Attack on Ismaili community in Karachi points to growing influence of militant group.
Investigators probing the first attack claimed in Pakistan by the Islamic State group believe a notorious local sectarian group may have carried out the massacre as it seeks to expand its ties to the Middle East.
Gunmen stormed a bus in Karachi last month, killing 45 members of the Shia Ismaili community in one of the deadliest incidents in Pakistan this year. The slaughter was swiftly claimed by I.S., marking the first time the jihadists, who have seized control of large areas of Iraq and Syria and declared a “caliphate”, said they were behind an attack in Pakistan.
Islamabad has officially denied that I.S. is operating in Pakistan, which has been wracked by Al Qaeda and Taliban linked violence for more than a decade. But investigators believe the attack may have been carried out by the Sunni militant group Lashkar-e-Jhangvi (LeJ) as it seeks to expand its international influence—and get access to I.S.’s rich funding.
LeJ has emerged as the bloodiest and most ruthless anti-Shia outfit in Pakistan, which has seen a rise in sectarian attacks in recent years, mostly targeting Shias, who make up 20 percent of the population. “We are investigating the LeJ connection behind the attack and one of the arrested suspects is linked to LeJ,” said a security official involved in the probe on condition of anonymity. “LeJ wanted to gain attention of I.S. for its financial needs and the attack on Ismailis provided the perfect choice as it got international attention.”
Senior intelligence officials and militant sources say LeJ cadres have fought in Syria and returned inspired by I.S., which has won global notoriety for its brutality and slick propaganda operation. The returned fighters are working with a new generation of middle-class, educated, self-radicalized jihadists to try to raise the black flag of the I.S. “caliphate” in Pakistan.
An intelligence officer who has tracked LeJ for years said the group, based in the southern part of Punjab province, had sent hundreds of fighters to Syria. “The new cadre of militants going to Syria and Iraq, these militants are mostly educated people with middle-class backgrounds,” he said.
Over the past decade the patchwork of militant groups that make up the Pakistani Taliban have largely focused on waging a domestic campaign against the government and armed forces. But a former LeJ militant who produces online propaganda material for terror groups said for young militants in Pakistan, all the talk now is of I.S. and the Middle East. “Many jihadists particularly from Punjab went to fight in Syria and some were martyred,” he said. “Unlike the past, news from Syria, Iraq and Yemen is the most debated and shared item on jihadist forums in Pakistan.”
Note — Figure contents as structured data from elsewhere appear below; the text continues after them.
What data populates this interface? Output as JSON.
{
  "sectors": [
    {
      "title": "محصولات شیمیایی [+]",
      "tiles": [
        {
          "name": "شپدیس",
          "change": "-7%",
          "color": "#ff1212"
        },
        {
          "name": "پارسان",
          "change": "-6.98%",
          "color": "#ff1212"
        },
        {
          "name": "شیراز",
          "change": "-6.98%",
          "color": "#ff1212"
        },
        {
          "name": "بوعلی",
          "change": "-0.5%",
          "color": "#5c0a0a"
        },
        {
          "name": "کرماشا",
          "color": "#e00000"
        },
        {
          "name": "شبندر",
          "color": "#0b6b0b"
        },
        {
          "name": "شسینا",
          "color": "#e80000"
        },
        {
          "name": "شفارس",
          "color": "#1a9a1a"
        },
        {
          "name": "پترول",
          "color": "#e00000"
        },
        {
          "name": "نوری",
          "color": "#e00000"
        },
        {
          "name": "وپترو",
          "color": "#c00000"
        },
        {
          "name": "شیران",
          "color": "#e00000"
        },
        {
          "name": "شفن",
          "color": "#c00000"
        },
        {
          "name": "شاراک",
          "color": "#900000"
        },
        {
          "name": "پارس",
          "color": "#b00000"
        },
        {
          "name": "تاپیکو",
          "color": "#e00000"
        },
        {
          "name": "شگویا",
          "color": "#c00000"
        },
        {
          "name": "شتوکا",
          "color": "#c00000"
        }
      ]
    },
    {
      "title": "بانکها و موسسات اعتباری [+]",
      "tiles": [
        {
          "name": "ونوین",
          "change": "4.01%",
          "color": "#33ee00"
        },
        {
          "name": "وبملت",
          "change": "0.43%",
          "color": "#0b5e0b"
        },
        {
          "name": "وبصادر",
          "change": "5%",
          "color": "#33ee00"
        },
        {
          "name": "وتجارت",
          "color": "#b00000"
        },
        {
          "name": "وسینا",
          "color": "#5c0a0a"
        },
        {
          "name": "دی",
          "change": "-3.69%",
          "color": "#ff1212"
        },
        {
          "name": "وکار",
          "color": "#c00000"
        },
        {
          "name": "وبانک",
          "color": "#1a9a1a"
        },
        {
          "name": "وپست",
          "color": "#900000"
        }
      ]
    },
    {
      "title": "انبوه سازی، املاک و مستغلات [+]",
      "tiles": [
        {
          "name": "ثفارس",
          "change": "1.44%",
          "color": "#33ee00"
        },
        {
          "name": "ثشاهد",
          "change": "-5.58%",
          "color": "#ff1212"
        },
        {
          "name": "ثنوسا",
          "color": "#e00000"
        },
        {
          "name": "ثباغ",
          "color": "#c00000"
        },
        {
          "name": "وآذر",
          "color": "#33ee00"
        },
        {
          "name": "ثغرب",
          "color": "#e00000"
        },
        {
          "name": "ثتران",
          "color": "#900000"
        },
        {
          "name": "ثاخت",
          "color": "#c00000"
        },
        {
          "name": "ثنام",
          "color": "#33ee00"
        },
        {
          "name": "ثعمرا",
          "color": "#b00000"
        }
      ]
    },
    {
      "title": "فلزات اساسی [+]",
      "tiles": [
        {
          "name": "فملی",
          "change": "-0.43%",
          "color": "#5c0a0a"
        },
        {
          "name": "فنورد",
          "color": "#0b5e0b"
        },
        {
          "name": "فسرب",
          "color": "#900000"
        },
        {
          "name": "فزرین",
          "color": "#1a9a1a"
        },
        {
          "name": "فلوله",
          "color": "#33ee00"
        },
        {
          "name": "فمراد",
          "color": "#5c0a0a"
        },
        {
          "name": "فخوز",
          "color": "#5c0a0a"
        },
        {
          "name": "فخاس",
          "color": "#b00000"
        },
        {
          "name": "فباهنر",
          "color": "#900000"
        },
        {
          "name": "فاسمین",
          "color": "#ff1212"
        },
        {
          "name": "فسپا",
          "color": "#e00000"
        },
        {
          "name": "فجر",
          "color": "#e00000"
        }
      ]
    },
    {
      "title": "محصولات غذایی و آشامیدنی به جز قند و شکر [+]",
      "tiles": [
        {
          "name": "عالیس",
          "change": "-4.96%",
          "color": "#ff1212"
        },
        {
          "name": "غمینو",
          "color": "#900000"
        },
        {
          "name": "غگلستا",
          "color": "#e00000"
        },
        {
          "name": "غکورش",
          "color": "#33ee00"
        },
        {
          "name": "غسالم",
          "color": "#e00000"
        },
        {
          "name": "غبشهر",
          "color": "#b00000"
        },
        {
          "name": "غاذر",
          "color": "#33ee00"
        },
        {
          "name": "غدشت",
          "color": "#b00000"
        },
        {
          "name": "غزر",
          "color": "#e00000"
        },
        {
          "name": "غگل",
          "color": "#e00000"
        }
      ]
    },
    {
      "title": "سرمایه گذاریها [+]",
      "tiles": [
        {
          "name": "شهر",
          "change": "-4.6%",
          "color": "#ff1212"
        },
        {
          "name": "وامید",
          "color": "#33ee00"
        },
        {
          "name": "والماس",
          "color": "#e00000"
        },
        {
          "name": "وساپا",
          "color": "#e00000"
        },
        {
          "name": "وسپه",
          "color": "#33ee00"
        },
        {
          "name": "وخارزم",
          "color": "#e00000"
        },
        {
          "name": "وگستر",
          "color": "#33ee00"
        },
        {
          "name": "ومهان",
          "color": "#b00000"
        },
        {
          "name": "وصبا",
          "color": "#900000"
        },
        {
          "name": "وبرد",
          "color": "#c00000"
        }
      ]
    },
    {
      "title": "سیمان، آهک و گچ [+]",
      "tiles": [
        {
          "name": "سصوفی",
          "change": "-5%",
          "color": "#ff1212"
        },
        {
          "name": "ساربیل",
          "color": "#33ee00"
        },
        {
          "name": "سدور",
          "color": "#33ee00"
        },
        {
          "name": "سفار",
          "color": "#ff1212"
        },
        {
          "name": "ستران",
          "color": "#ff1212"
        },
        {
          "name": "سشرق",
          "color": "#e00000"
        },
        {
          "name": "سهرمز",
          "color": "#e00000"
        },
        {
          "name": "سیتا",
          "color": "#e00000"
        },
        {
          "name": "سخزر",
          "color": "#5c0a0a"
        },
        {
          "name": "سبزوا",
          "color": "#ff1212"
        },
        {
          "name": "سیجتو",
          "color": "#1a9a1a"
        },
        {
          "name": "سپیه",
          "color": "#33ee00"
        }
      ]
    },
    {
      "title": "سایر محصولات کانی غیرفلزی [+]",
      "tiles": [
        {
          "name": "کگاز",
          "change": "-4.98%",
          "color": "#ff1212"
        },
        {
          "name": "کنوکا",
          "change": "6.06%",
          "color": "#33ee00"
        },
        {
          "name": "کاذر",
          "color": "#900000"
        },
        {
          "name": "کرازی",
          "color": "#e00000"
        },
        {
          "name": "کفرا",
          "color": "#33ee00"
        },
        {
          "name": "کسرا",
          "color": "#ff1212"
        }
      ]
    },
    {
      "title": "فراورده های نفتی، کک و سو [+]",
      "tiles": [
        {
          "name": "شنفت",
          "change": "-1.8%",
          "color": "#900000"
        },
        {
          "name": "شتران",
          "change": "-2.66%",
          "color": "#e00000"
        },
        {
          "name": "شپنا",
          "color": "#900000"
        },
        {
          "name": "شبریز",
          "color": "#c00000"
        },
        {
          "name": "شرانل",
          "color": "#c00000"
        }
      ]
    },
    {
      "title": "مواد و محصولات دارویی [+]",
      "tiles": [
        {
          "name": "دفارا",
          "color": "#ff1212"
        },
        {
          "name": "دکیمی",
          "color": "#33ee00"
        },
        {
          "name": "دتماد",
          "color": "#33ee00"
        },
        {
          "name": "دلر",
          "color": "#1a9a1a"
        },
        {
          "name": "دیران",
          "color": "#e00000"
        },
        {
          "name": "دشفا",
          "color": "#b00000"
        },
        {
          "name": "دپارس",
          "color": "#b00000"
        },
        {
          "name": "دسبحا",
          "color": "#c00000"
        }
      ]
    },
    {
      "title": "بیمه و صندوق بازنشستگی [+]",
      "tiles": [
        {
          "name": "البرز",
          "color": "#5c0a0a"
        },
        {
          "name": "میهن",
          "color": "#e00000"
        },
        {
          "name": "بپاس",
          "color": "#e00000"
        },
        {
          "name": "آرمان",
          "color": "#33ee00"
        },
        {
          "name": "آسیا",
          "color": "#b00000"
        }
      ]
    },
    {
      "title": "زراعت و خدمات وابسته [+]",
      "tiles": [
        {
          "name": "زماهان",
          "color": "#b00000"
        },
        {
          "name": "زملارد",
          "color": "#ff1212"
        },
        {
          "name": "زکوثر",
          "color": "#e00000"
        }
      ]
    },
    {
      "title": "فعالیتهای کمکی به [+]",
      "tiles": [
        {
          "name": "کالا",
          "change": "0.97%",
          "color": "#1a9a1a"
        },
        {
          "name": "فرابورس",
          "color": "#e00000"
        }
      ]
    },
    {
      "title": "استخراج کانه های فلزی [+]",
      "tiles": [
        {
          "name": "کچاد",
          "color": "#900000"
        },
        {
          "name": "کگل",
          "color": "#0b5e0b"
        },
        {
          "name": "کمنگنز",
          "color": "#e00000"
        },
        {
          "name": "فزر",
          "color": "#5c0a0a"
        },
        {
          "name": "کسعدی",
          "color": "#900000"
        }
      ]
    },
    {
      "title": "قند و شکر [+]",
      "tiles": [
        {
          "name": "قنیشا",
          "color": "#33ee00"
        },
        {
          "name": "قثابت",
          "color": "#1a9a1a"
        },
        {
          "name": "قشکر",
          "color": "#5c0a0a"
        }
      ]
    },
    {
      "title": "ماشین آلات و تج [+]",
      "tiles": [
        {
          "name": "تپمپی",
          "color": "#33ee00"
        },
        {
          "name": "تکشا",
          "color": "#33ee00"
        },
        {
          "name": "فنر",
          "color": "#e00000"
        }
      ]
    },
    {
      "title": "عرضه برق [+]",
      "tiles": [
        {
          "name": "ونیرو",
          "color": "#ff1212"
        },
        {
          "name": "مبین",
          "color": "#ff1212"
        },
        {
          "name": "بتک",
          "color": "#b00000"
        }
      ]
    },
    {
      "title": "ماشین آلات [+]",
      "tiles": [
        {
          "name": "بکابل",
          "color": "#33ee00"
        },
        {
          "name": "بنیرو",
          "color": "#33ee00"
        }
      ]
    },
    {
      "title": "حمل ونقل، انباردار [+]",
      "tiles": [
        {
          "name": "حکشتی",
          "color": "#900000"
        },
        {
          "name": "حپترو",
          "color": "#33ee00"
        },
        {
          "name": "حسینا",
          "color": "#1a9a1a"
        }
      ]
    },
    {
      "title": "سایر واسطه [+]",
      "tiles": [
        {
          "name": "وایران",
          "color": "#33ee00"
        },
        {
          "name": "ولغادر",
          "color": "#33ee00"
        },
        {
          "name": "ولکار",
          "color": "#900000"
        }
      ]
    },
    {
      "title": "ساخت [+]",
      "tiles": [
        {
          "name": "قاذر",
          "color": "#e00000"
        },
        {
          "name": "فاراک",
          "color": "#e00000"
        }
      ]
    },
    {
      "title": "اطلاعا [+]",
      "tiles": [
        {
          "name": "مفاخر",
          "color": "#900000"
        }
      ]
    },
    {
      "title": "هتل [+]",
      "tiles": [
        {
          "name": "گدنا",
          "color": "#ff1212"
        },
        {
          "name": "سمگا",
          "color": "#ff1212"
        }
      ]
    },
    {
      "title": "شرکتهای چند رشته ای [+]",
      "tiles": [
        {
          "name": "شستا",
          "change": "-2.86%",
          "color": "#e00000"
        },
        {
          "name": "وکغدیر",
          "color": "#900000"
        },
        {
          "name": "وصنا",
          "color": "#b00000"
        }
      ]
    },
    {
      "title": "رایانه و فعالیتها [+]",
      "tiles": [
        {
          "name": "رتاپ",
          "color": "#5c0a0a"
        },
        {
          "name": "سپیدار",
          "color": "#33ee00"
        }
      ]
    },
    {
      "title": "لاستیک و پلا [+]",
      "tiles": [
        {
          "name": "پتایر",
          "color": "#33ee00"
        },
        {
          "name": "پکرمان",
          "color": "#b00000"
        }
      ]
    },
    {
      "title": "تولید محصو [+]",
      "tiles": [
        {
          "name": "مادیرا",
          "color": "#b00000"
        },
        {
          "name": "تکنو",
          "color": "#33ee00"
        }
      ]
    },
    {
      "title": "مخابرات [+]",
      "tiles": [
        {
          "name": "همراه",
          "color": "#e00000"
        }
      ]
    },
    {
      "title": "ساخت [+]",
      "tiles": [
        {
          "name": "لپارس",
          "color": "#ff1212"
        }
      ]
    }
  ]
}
Security analyst Amir Rana said LeJ had had fighters in Iraq since 2013, and even set up a training camp there. “The ideological and operational association between Pakistani militant groups and ISIS is not new, Pakistani militants were part of I.S. since its inception,” he said. “The actual threat for Pakistan is the return of LeJ militants fighting in Iraq and Syria, as they would add to the sectarian violence here.”
LeJ, founded in 1996, was behind some of the worst attacks on Shias in Pakistan’s history, including two huge bombings in Quetta in 2013 that together killed nearly 200 people. The security official said the group was now seeking to expand its operations.
“LeJ is growing from an anti-Shia organization to an organization with trans-national interests,” he said.
The group has been accused of carrying out attacks in Afghanistan and has also begun targeting Christians, Hindus and other Muslim minorities. “For the last two years, there is evidence that the organization is involved in attacking minorities in urban centers where they have established strong bases, especially in Karachi,” he said. “But LeJ has claimed responsibility for hardly any of those incidents—usually militant organizations with no structural or organizational existence have claimed responsibility for attacks carried out by LeJ,” he added.
He said LeJ maintained a strict cellular structure, with individuals in one unit unaware of the existence of others, and sometimes drew militants from other groups for specific missions.
On May 20, Sindh Chief Minister Qaim Ali Shah announced the first arrests in connection with the Karachi bus attack. He said four “highly educated” suspects had confessed their involvement, including a graduate of the city’s prestigious Institute of Business Administration.
The detentions of the alleged plotters, who police believe coordinated the gunmen on the ground, caused some surprise in Pakistan, where militancy has been regarded as the preserve of the poor. But the arrests come as no surprise for officials investigating the case. The intelligence official overseeing the Karachi investigation said the abundance of jihadist literature on the web was attracting educated people from the middle class.
Another senior intelligence official said people with strong academic backgrounds were being increasingly radicalized following the Syrian conflict. “These ‘educated jihadists’ are embedded in society, they have normal lives and keep their ideologies alive through the Internet—that’s why it is difficult to place tabs on them,” he said.